Riprendono quota anche i principali listini continentali, con il Ftse Mib a +0,7 per cento, in scia all’ottimismo alimentato dalle parole del presidente americano Trump, che ha affermato che un accordo con la Cina potrebbe essere siglato a breve.

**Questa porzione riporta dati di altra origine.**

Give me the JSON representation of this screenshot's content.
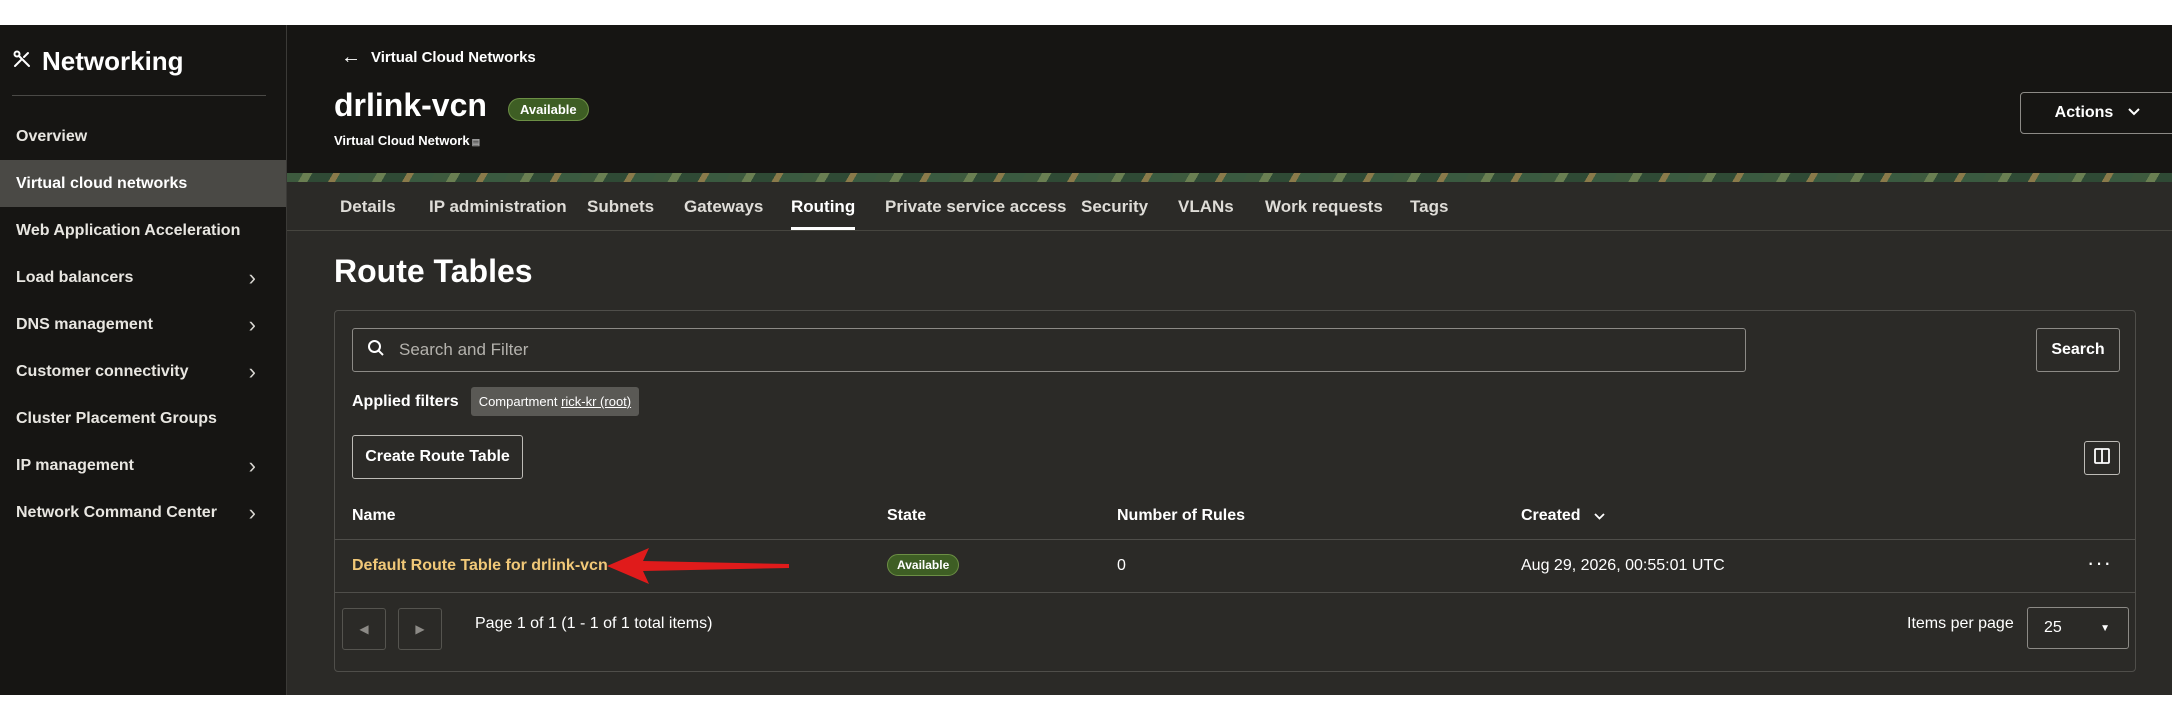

Continua invece la discesa delle quotazioni del greggio, con Wti a 55,9 $/bl (-1,1%) e Brent a 62 $/bl (-0,6%) poco dopo la chiusura, spinte dal recupero più veloce delle aspettative della capacità produttiva saudita.
Sull’azionario ancora deboli tra le big Tenaris (-1,6%) e Saipem (-1%), che siglato un MoU con Wello OY per sviluppare una tecnologia per produrre energia dalle onde marine.
Avanza invece Eni (+0,5%) interessata da alcuni rumor provenienti dal Kazakhstan.
Tra le Mid Cap in rialzo entrambe dello 0,9% sia Saras che Maire Tecnimont.
Infine, tra le società a minore capitalizzazione, si sono mosse in direzioni opposte d’Amico (+0,3%) e Gas Plus (-0,9%).